Los latinos somos besuqueros. Y dentro de los latinos, los argentinos y uruguayos somos los peores (o los mejores, según el cristal con que se mire) gracias a nuestra importante ascendencia italiana. El beso en la mejilla es el saludo por excelencia, ya sea entre hombres y mujeres, entre mujeres o entre hombres. Damos beso cuando llegamos, beso cuando nos vamos, beso cuando nos presentan a alguien, beso cuando nos encontramos con alguien, beso a los amigos y a los conocidos (a veces también a los desconocidos). Y es por eso que cuando me mudé a Estados Unidos, uno de los mayores desafíos fue frenar el reflejo de darle beso a todo el mundo y adaptarme al sistema de saludo de esta región.

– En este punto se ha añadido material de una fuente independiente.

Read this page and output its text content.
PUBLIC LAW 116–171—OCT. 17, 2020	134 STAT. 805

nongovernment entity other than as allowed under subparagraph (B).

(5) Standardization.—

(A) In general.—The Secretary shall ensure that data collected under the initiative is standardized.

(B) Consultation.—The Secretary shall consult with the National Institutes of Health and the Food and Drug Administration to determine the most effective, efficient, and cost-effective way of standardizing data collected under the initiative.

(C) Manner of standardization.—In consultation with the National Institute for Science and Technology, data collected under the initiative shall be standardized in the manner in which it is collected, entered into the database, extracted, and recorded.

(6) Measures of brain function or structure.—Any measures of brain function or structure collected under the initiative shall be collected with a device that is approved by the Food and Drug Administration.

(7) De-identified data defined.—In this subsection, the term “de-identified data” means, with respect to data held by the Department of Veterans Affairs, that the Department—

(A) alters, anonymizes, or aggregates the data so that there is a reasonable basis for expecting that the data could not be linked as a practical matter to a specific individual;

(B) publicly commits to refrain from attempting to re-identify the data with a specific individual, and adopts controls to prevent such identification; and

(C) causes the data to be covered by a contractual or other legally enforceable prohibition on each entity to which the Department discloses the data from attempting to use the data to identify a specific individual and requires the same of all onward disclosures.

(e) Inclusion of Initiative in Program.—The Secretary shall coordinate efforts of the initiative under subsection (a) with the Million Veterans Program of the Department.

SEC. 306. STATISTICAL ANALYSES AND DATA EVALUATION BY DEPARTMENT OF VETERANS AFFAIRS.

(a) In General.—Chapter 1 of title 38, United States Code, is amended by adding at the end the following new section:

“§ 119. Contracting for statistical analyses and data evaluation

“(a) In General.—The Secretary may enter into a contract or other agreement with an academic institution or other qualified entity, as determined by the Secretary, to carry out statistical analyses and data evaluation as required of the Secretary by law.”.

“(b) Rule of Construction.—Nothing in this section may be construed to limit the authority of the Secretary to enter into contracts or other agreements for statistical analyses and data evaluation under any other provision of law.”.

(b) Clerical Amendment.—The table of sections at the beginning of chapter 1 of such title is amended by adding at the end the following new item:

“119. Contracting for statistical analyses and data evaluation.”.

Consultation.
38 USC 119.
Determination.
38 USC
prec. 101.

En mi post anterior elaboré una lista de situaciones que llevan a momentos incómodos en Estados Unidos, y deliberadamente no incluí el tema del beso porque es tan pero tan incómodo que merecía un capítulo aparte. Si no me creen, pregúntenle a mi esposo estadounidense sobre sus experiencias saludando a mi padre uruguayo. Cuando una es mujer y anda repartiendo besos por Estados Unidos, en general no pasa de ser algo pintoresco, pero si uno es hombre, la incomodidad es extrema y puede convertirse hasta en violencia.

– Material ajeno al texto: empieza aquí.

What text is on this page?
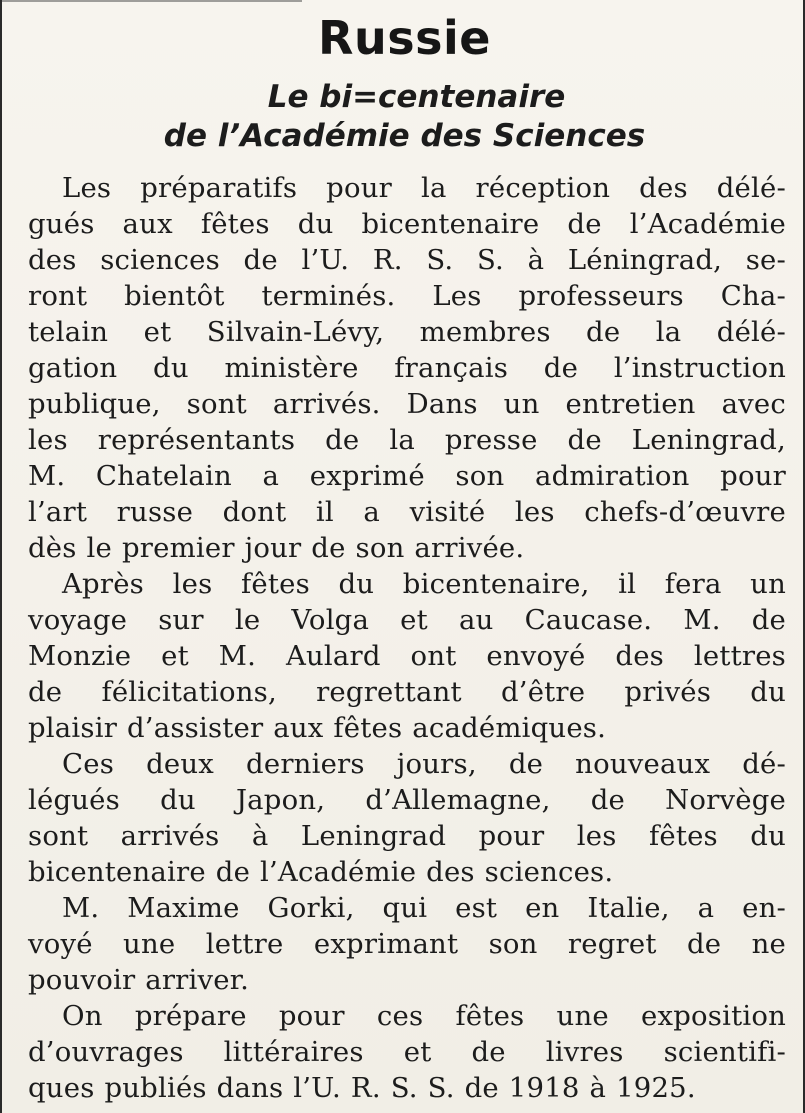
Russie
Le bi=centenaire
de l’Académie des Sciences
Les préparatifs pour la réception des délé-
gués aux fêtes du bicentenaire de l’Académie
des sciences de l’U. R. S. S. à Léningrad, se-
ront bientôt terminés. Les professeurs Cha-
telain et Silvain-Lévy, membres de la délé-
gation du ministère français de l’instruction
publique, sont arrivés. Dans un entretien avec
les représentants de la presse de Leningrad,
M. Chatelain a exprimé son admiration pour
l’art russe dont il a visité les chefs-d’œuvre
dès le premier jour de son arrivée.
Après les fêtes du bicentenaire, il fera un
voyage sur le Volga et au Caucase. M. de
Monzie et M. Aulard ont envoyé des lettres
de félicitations, regrettant d’être privés du
plaisir d’assister aux fêtes académiques.
Ces deux derniers jours, de nouveaux dé-
légués du Japon, d’Allemagne, de Norvège
sont arrivés à Leningrad pour les fêtes du
bicentenaire de l’Académie des sciences.
M. Maxime Gorki, qui est en Italie, a en-
voyé une lettre exprimant son regret de ne
pouvoir arriver.
On prépare pour ces fêtes une exposition
d’ouvrages littéraires et de livres scientifi-
ques publiés dans l’U. R. S. S. de 1918 à 1925.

Formas de saludo en Estados Unidos

  1. Dar la mano es sin duda el saludo por defecto en Estados Unidos. Aplica especialmente cuando nos presentan a alguien, pero también como saludo de bienvenida o despedida con gente con la que no tenemos mucha confianza. Es usado entre hombres, entre mujeres y entre hombres y mujeres, y en circunstancias profesionales y sociales.
  2. Decir hola (o adiós) con la mano (conocido en inglés como wave) también es muy común. Cuando llegamos a un lugar con mucha gente que conocemos o no, es habitual hacer un saludo general con la mano en lugar de ir dando la mano uno por uno a todos los presentes. También es la forma de despedirse.
  3. Abrazo. El abrazo es lo más cercano al beso latino. Es un saludo que aplica cuando saludamos a gente de confianza, incluyendo amigos y familia. Sin embargo, en general es un abrazo cordial y amistoso. En otras palabras: no es un abrazo apretado. El abrazo apretado se reserva para circunstancias especialmente afectuosas, por ejemplo cuando nos reencontramos con seres queridos que no vemos hace tiempo.

Muy de vez en cuando podemos llegar a ver un saludo con beso, pero es más bien un delicadísimo “cachete con cachete” y besito al aire. Se estila entre viejos amigos/as y es siempre entre mujeres o entre hombres y mujeres, nunca entre hombres. Ser hombre y darle un beso en la mejilla a una mujer con la que no hay confianza de por medio puede considerarse un atrevimiento, y por ende puede llegar a desembocar en problemas si la mujer está acompañada por otro hombre. Ser hombre y darle un beso a un hombre seguramente sea malinterpretado y lleve a situaciones no deseadas.

Como latinos todo esto nos puede parecer horrible y frío, pero es una realidad cultural que conviene aceptar y respetar cuando estamos de visita o viviendo en Estados Unidos, especialmente cuando interactuamos con personas con las que no tenemos una relación de confianza. Así y todo, con el tiempo me he dado cuenta de que los estadounidenses tienen sus propias formas de ser cálidos sin involucrar contacto físico. La sonrisa y el tono de voz son dos claros indicadores. Que no estén dispuestos a dar o recibir un beso no significa que sean serios y distantes. Simplemente tienen una concepción distinta del “espacio personal”, al cual solo tienen libre acceso la pareja y la familia.